National Journal, Washington,
Saturday, 29 June 2002.

Lobbying & Law

Activists Fight Circumcision

For years, opponents of male circumcision were laughed at as quacks by some, viewed as troublemakers by the medical establishment, and scorned as anti-Semitic by others. But following a string of small victories, anticircumcision activists are becoming difficult to dismiss.

Earlier this month, for example, Arizona quietly eliminated Medicaid funding for the procedure, which removes the foreskin from the penis. Poor Arizonans who want their child circumcised will now have to pay for it. Lawn Griffiths wrote in his column for Arizona's East Valley Tribune that the move means "as many as 12,600 more Arizona newborns per year likely won't suffer genital mutilation."

Arizona is the seventh state to bar Medicaid funding for the procedure, joining California, Mississippi, Nevada, North Dakota, Oregon, and Washington. Missouri is considering following suit as a budget-cutting move. In the midst of a fiscal crisis, North Carolina ended Medicaid funding for circumcision last November only to reinstate it after Democratic Gov. Mike Easley raised concerns. In a letter to constituents, Easley explained: "People should not be indelibly branded as economically disadvantaged because their parents could not afford this simple procedure."

Anti-circumcision activists such as Marilyn Milos, director of the National Organization of Circumcision Information Resource Centers, believe the procedure violates the human rights of boys. She insists that circumcision is painful and prone to mishaps. Milos and her fellow activists go so far as to argue that circumcised boys are far more likely to suffer post-traumatic stress disorder, the same illness observed in war veterans.

Since starting her organization, Milos has seen it grow to 102 regional affiliates in the United States and to 18 affiliates abroad. She says that 10,000 people subscribe to her newsletter, and that she receives 400 e-mails a day.

Other anti-circumcision groups include Attorneys for the Rights of the Child; the International Coalition for Genital Integrity; Doctors Opposing Circumcision; and the National Organization to Halt the Abuse and Routine Mutilation of Males. One group -- Nurses for the Rights of the Child -- was started in 1995 by a group of nurses at St. Vincent Hospital in Santa Fe, NM, who have refused to assist with circumcisions.

Meanwhile, an entire cottage industry is offering to restore circumcised foreskin., for example, offers to customers a narrow metal tube with a bulbous opening on one end that the Web site claims will "naturally restore your foreskin." Cut/ says that its guidebook and silicone rings will do the trick. Men interested in foreskin restoration can even join a support group, the National Organization of Restoring Men.

Circumcision is a sacred ritual in the Jewish and Islamic faiths. It became popular in the United States in the late 19th century when physicians touted it as beneficial for good health. Thirty years ago, 85 percent of American males were circumcised.

Since then, the medical literature has grown iffier, and no major U.S. medical association today recommends circumcision. In 1999, the American Academy of Pediatrics adopted a policy that states: "Existing scientific evidence demonstrates potential medical benefits of newborn male circumcision; however, these data are not sufficient to recommend routine neonatal circumcision." Changing attitudes and the immigration of many non-Europeans--who don't traditionally perform circumcisions--has reduced the percentage of circumcision in this country to about 55 percent.

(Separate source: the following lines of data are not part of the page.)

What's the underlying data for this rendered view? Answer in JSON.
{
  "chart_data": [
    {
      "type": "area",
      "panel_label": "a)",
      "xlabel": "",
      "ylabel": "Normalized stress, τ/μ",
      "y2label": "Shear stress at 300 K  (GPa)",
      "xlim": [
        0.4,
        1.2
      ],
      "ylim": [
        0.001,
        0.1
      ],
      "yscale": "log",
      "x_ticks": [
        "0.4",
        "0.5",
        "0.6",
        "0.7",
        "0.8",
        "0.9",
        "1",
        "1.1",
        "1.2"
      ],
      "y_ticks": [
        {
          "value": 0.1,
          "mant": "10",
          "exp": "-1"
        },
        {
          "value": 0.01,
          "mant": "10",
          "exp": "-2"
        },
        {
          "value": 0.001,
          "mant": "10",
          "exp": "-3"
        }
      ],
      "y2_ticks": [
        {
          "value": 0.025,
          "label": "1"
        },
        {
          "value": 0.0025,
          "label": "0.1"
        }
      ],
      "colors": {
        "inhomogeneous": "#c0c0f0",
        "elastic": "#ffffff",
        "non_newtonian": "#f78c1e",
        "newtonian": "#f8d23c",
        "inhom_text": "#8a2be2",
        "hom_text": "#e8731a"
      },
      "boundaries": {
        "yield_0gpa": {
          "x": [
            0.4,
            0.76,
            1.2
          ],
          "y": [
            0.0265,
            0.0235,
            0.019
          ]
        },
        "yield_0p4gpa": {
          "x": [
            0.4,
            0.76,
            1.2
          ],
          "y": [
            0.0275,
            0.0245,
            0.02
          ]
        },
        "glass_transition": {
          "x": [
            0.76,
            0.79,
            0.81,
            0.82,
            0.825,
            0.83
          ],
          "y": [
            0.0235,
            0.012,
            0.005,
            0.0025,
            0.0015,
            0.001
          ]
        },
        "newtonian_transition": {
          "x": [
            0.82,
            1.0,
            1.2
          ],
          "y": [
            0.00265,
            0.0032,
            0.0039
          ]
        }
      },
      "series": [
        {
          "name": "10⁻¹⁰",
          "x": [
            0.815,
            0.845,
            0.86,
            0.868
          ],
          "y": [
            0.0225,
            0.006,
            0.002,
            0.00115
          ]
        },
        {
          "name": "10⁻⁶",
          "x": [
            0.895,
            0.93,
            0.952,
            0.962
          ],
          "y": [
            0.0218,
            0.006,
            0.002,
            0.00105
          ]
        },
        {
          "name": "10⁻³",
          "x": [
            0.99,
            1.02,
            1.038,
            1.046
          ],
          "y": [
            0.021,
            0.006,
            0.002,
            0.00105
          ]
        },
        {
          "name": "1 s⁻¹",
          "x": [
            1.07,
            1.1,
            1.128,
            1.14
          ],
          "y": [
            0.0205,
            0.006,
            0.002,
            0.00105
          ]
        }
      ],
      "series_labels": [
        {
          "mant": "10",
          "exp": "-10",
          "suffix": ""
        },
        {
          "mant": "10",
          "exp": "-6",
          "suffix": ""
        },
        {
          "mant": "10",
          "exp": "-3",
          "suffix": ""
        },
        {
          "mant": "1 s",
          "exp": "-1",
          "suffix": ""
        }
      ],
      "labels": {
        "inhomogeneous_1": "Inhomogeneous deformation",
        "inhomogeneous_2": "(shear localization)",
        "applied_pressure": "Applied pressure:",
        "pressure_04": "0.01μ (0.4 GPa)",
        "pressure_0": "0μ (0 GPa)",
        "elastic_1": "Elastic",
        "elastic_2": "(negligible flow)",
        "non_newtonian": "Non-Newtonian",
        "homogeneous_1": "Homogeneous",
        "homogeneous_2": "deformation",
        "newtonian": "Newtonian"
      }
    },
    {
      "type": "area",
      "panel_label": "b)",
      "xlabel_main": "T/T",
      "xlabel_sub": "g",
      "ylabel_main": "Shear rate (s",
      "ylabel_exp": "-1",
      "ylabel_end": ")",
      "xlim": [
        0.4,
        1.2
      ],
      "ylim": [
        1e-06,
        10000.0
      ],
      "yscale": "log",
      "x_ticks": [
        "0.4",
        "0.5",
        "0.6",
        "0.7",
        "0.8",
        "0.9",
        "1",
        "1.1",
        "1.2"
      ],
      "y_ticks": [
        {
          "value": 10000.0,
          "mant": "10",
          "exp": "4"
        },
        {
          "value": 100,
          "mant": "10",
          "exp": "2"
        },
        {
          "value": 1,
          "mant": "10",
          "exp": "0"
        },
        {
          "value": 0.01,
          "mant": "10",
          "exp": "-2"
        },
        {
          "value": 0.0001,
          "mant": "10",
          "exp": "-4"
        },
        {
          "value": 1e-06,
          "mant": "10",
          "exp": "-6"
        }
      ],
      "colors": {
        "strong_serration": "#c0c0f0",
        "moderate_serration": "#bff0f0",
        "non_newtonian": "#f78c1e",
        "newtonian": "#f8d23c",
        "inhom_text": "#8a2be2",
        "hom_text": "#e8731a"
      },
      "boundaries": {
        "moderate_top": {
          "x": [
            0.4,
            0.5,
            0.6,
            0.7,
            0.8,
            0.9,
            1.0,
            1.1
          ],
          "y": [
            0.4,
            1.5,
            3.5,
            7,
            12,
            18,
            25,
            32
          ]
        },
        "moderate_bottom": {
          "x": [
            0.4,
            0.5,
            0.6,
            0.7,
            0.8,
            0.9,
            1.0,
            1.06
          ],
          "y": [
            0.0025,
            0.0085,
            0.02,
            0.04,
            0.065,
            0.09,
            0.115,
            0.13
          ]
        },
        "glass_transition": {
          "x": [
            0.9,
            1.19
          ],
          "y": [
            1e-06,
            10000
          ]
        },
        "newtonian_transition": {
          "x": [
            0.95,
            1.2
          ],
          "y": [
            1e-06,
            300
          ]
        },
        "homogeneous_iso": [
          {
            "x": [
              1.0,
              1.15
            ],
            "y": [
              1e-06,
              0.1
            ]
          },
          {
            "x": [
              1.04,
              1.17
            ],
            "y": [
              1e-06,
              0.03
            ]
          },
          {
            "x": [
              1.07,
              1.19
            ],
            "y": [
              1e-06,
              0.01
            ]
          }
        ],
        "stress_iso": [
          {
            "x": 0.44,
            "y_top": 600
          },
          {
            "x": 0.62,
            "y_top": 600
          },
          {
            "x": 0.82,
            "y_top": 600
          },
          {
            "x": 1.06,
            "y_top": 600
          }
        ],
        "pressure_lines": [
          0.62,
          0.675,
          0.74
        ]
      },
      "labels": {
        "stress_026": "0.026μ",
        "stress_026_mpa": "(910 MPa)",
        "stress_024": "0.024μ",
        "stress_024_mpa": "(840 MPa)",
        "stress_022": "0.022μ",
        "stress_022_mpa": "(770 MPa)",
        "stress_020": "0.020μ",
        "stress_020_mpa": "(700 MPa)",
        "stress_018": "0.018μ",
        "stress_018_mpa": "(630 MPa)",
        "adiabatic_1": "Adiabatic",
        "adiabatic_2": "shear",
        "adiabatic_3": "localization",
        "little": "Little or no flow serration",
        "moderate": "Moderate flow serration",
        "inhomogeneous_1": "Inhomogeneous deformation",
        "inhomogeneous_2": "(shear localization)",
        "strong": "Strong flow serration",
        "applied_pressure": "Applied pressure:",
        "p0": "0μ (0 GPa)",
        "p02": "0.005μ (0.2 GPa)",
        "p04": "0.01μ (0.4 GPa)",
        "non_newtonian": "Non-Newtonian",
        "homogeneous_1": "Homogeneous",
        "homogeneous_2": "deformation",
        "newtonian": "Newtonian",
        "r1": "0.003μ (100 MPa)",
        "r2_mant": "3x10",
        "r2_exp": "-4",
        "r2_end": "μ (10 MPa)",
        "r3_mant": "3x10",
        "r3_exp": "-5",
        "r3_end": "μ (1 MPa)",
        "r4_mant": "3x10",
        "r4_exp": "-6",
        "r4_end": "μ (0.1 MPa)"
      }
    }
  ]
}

But circumcision still has medical advocates. Dr. Thomas Wiswell, a professor at the State University of New York (Stony Brook), points to studies showing that circumcised males face slightly lower risks of penile cancer and have fewer instances of urinary tract infections. He also argues, more controversially, that uncircumcised males are more likely to contract sexually transmitted diseases.

Dr. Edgar J. Schoen, the longtime chief of pediatrics at Kaiser Permanente in Oakland, touts on his Web site,, the "lifetime of medical benefits" provided by circumcision. "I think these state governments should look at the long-term consequences" of cutting Medicaid funding, says Wiswell. "The ultimate health costs will be greater than the costs of circumcising every boy."

Milos and other anti-circumcision activists support a complete ban on the procedure except for consenting adults. But in 1999, they launched the Medicaid Project in an attempt to achieve some incremental gains. Activists called every state Medicaid office to find out whether the state reimbursed doctors for performing circumcision, how much each state paid, and the number of yearly procedures done in the state. They found that circumcision rates were greater in states with higher reimbursement rates.

In April 2001, shortly after the report was completed, activists came to Washington to present it to members of Congress. The activists have named the first week of April "Genital Integrity Week," and they gather annually in Washington for congressional lobbying, symposia, and a march on the Capitol.

But the activists admit that the effort has yet to make any headway in Washington. "Our job is education," Milos says. "We're trying to sell a normal human body part to a sexually repressed, foreskin-phobic society. It isn't easy."